A Douglas councillor quizzed the housing and proerty committee about Westmoreland development this week in a private meeting at the council's meeting.
The meeting was held in private as negotiations between the Manx Development Corporation (MDC) and the council are continuing and the answers might affect the talks.
The Westmoreland Village scheme, which is the brainchild of the MDC, is to be submitted for planning permission later this month and has been the subject of public consultations to help the public better understand the development plans.
Councillor Stephen Pitts, who represents Douglas Central on the council, spoke to the Isle of Man Examiner before the meeting.
He said: ‘I never knew how many properties the council was getting or even if we were getting any properties until I went to the consultation.
‘I was also told why they were being built – to release other social housing so young families could move into the larger ones and senior people could move into the accommodation on Westmoreland Road.’
Cllr Pitts has previously voiced his concerns about the parking spaces available on the new complex and his issues with it persist.
He said: ‘It’s alright saying “people can walk to work” but what happens if you don’t?
‘What happens if you work in Onchan or Union Mills? Not everybody can live on site and walk to work, I’m sure they can’t.’
The new development does run along a well-serviced bus route and increased uptake on public transport is a part of the MDC’s plan to persuade people who do not drive to move into this complex. This is to reduce emissions.
As well as this, the development will have 103 parking spaces for residents.

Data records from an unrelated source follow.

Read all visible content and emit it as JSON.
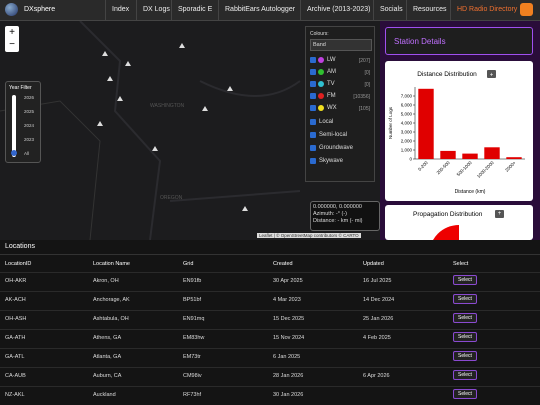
{
  "nav": {
    "brand": "DXsphere",
    "links": [
      "Index",
      "DX Logs",
      "Sporadic E",
      "RabbitEars Autologger",
      "Archive (2013-2023)",
      "Socials",
      "Resources",
      "HD Radio Directory"
    ]
  },
  "map": {
    "zoom": [
      "+",
      "−"
    ],
    "labels": [
      "WASHINGTON",
      "OREGON"
    ],
    "coords": "0.000000, 0.000000",
    "azimuth": "Azimuth: -° (-)",
    "distance": "Distance: - km (- mi)",
    "attribution": "Leaflet | © OpenStreetMap contributors © CARTO"
  },
  "year_filter": {
    "title": "Year Filter",
    "years": [
      "2026",
      "2025",
      "2024",
      "2023",
      "All"
    ]
  },
  "colours": {
    "title": "Colours:",
    "select": "Band",
    "bands": [
      {
        "name": "LW",
        "count": "[207]",
        "color": "#c040e0"
      },
      {
        "name": "AM",
        "count": "[0]",
        "color": "#30c030"
      },
      {
        "name": "TV",
        "count": "[0]",
        "color": "#30c0d0"
      },
      {
        "name": "FM",
        "count": "[10356]",
        "color": "#e02020"
      },
      {
        "name": "WX",
        "count": "[105]",
        "color": "#f0e020"
      }
    ],
    "filters": [
      "Local",
      "Semi-local",
      "Groundwave",
      "Skywave"
    ]
  },
  "station_details": {
    "title": "Station Details"
  },
  "distance_button": "+",
  "chart_data": {
    "type": "bar",
    "title": "Distance Distribution",
    "y_label": "Number of Logs",
    "x_label": "Distance (km)",
    "categories": [
      "0-200",
      "200-500",
      "500-1000",
      "1000-2000",
      "2000+"
    ],
    "values": [
      7800,
      900,
      600,
      1300,
      200
    ],
    "color": "#e00000",
    "ylim": [
      0,
      8000
    ],
    "yticks": [
      0,
      {
        "value": 1000,
        "label": "1,000"
      },
      {
        "value": 2000,
        "label": "2,000"
      },
      {
        "value": 3000,
        "label": "3,000"
      },
      {
        "value": 4000,
        "label": "4,000"
      },
      {
        "value": 5000,
        "label": "5,000"
      },
      {
        "value": 6000,
        "label": "6,000"
      },
      {
        "value": 7000,
        "label": "7,000"
      }
    ]
  },
  "propagation": {
    "title": "Propagation Distribution",
    "button": "+"
  },
  "table": {
    "title": "Locations",
    "headers": [
      "LocationID",
      "Location Name",
      "Grid",
      "Created",
      "Updated",
      "Select"
    ],
    "rows": [
      [
        "OH-AKR",
        "Akron, OH",
        "EN91fb",
        "30 Apr 2025",
        "16 Jul 2025",
        "Select"
      ],
      [
        "AK-ACH",
        "Anchorage, AK",
        "BP51bf",
        "4 Mar 2023",
        "14 Dec 2024",
        "Select"
      ],
      [
        "OH-ASH",
        "Ashtabula, OH",
        "EN91mq",
        "15 Dec 2025",
        "25 Jan 2026",
        "Select"
      ],
      [
        "GA-ATH",
        "Athens, GA",
        "EM83hw",
        "15 Nov 2024",
        "4 Feb 2025",
        "Select"
      ],
      [
        "GA-ATL",
        "Atlanta, GA",
        "EM73tr",
        "6 Jan 2025",
        "",
        "Select"
      ],
      [
        "CA-AUB",
        "Auburn, CA",
        "CM98iv",
        "28 Jan 2026",
        "6 Apr 2026",
        "Select"
      ],
      [
        "NZ-AKL",
        "Auckland",
        "RF73hf",
        "30 Jan 2026",
        "",
        "Select"
      ]
    ]
  }
}
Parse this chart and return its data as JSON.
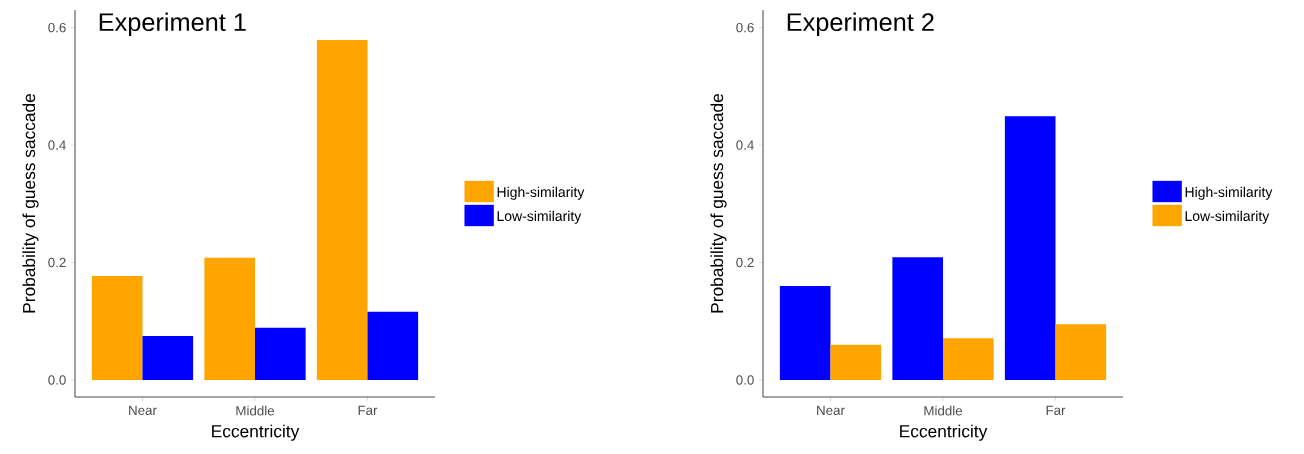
{
  "chart_data": [
    {
      "type": "bar",
      "title": "Experiment 1",
      "xlabel": "Eccentricity",
      "ylabel": "Probability of guess saccade",
      "categories": [
        "Near",
        "Middle",
        "Far"
      ],
      "series": [
        {
          "name": "High-similarity",
          "color": "#ffa500",
          "values": [
            0.177,
            0.208,
            0.579
          ]
        },
        {
          "name": "Low-similarity",
          "color": "#0000ff",
          "values": [
            0.075,
            0.089,
            0.116
          ]
        }
      ],
      "ylim": [
        -0.029,
        0.63
      ],
      "yticks": [
        {
          "value": 0,
          "label": "0.0"
        },
        {
          "value": 0.2,
          "label": "0.2"
        },
        {
          "value": 0.4,
          "label": "0.4"
        },
        {
          "value": 0.6,
          "label": "0.6"
        }
      ],
      "legend": "right"
    },
    {
      "type": "bar",
      "title": "Experiment 2",
      "xlabel": "Eccentricity",
      "ylabel": "Probability of guess saccade",
      "categories": [
        "Near",
        "Middle",
        "Far"
      ],
      "series": [
        {
          "name": "High-similarity",
          "color": "#0000ff",
          "values": [
            0.16,
            0.209,
            0.449
          ]
        },
        {
          "name": "Low-similarity",
          "color": "#ffa500",
          "values": [
            0.06,
            0.071,
            0.095
          ]
        }
      ],
      "ylim": [
        -0.029,
        0.63
      ],
      "yticks": [
        {
          "value": 0,
          "label": "0.0"
        },
        {
          "value": 0.2,
          "label": "0.2"
        },
        {
          "value": 0.4,
          "label": "0.4"
        },
        {
          "value": 0.6,
          "label": "0.6"
        }
      ],
      "legend": "right"
    }
  ]
}
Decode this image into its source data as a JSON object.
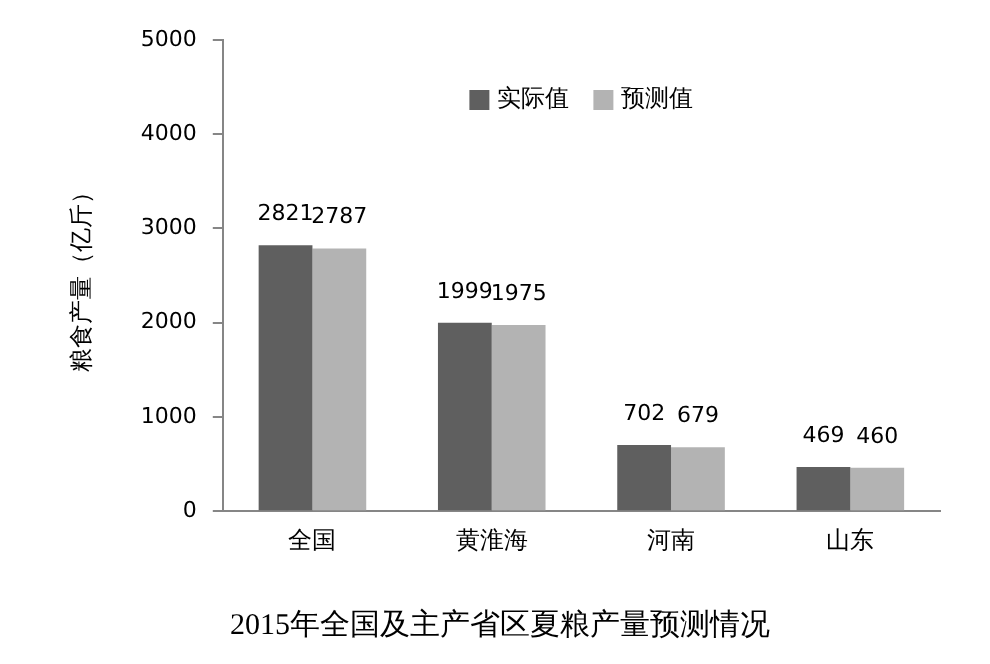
{
  "chart_data": {
    "type": "bar",
    "title": "2015年全国及主产省区夏粮产量预测情况",
    "ylabel": "粮食产量（亿斤）",
    "categories": [
      "全国",
      "黄淮海",
      "河南",
      "山东"
    ],
    "series": [
      {
        "name": "实际值",
        "color": "#5f5f5f",
        "values": [
          2821,
          1999,
          702,
          469
        ]
      },
      {
        "name": "预测值",
        "color": "#b3b3b3",
        "values": [
          2787,
          1975,
          679,
          460
        ]
      }
    ],
    "ylim": [
      0,
      5000
    ],
    "yticks": [
      0,
      1000,
      2000,
      3000,
      4000,
      5000
    ],
    "grid": false,
    "legend": "top",
    "data_labels": true
  }
}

Cllr Pitts, however, has fresh concerns with the development, including the land’s status as a brownfield site, which would allow the MDC to receive a discount on certain materials if the development went ahead.
He said: ‘It’s not technically a brownfield site. People are living there and they are going to demolish those [houses] and businesses.
‘It’s not technically a brownfield site until they’ve bought that property.
‘I’d have thought that there were other brownfield sites lying empty that should have been renovated before.
‘There’s one by St George’s church in St George’s Street, there’s one on Circular Road and Orry Street.’
The development is set to create 170 homes in the centre of Douglas and would be the focal point of a new ‘20-minute neighbourhood’ initiative that would see everything a person needs to live being within a 20-minute return journey.
The development also includes a community centre as well as 170 homes.
Cllr Pitts asked the council what the total cost of the properties would be, how would the properties be funded and over how many years.
The MDC has said that it has not publicly released the figure for the development and does not plan to.
The development would include a play area for the local children and Cllr Pitts also submitted questions about the materials used, the area of and the cost of the play area.